Propositional Logic: Atomic Statements In Propositional Logic most books I read say -  Atomic Statements are statements which can't be simplified further.
I find the above definition ambiguous or maybe based on intuition (i.e. what is 'simple')
Is there a more rigorous definition? For e.g. how do I go about proving, that a proposition P is atomic?
(I think this question is important - as I think if you have 'n' atomic statements, they will have more 'information' than any 'n-1' statements and any formula based on the 'n' statements - I know I'm vague here as I do not understand this well and is just intuitions right now)
 A: You're correct -- this question is very important, because many statements in proof theory are proved by induction on the length of formulae, so it's essential to understand which formulae are atomic in order to understand the proof.
Atomic formulae are defined using the concept of "terms."  Terms are defined recursively.  A constant of your language is a term.  A variable of your language is a term.  If $t_1, \ldots, t_n$ are terms and $f$ is an $n$-ary function of your language, then $f(t_1, \ldots, t_n)$ is a term.
With terms defined, we can move on to atomic formulas.  If $t_1, t_2$ are terms, then $t_1=t_2$ is an atomic formula.  If $t_1, \ldots, t_m$ are terms and $P$ is an $m$-ary predicate of your language, then $P(t_1, \ldots, t_m)$ is an atomic formula.

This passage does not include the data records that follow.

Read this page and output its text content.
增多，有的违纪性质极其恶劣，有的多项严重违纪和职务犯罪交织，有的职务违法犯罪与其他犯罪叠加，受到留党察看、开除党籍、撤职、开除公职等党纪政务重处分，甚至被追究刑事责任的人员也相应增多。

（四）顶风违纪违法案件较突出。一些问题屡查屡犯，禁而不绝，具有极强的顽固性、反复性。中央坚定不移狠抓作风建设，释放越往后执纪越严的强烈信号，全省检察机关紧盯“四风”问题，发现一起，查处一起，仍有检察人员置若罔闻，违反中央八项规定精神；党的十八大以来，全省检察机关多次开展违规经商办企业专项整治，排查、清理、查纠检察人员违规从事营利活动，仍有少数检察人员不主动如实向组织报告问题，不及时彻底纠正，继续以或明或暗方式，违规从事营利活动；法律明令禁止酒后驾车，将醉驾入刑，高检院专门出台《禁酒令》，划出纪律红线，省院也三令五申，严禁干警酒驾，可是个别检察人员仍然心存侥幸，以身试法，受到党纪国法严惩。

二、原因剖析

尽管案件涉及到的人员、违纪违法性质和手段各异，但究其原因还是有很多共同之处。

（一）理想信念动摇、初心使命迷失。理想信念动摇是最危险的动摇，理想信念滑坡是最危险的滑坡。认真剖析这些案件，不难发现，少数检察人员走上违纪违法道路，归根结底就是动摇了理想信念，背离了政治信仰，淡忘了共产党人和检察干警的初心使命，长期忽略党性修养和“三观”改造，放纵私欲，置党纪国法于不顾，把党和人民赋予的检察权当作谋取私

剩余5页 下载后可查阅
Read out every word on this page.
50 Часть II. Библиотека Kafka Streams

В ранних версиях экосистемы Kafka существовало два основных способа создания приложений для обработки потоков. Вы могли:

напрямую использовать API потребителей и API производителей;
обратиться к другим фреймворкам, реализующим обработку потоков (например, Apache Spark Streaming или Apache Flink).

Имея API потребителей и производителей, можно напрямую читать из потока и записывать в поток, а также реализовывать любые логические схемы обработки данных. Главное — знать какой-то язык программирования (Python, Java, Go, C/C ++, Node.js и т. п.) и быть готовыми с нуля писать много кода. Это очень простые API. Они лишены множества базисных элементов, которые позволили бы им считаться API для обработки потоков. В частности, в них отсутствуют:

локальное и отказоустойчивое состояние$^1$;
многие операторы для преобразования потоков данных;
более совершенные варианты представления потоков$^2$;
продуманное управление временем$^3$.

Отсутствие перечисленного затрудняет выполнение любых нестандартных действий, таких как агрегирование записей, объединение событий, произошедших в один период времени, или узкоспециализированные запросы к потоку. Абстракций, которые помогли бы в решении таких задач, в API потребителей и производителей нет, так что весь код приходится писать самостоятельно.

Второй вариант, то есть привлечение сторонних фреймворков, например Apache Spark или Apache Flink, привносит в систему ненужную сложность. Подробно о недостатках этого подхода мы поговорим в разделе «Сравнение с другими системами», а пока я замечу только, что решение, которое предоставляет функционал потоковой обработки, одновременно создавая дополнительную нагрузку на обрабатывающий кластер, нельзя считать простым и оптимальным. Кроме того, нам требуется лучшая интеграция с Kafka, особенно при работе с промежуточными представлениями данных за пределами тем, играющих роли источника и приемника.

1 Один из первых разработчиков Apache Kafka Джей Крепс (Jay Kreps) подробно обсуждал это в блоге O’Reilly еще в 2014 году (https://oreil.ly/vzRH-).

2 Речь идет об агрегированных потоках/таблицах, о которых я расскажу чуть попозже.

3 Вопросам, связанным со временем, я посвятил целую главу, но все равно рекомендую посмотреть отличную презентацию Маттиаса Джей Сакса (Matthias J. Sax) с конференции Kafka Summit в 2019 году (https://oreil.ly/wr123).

And that's it.  From the atomic formulae, we use the logical symbols $\lnot$ and $\land$, along with the existential quantifier $\exists$ to build up more complicated formulae.  (Those are all that are necessary because we can use combinations of those symbols to create $\lor$ and $\forall$.)
A: Think of atomic sentences as sentences with no connectives. In sentential logic, $S$ = "it's sunny" is atomic but $S \land W$ = "it's sunny and it's warm" is not, since it has conjunctive meaning. So, a sentence is atomic iff it has no logical connectives.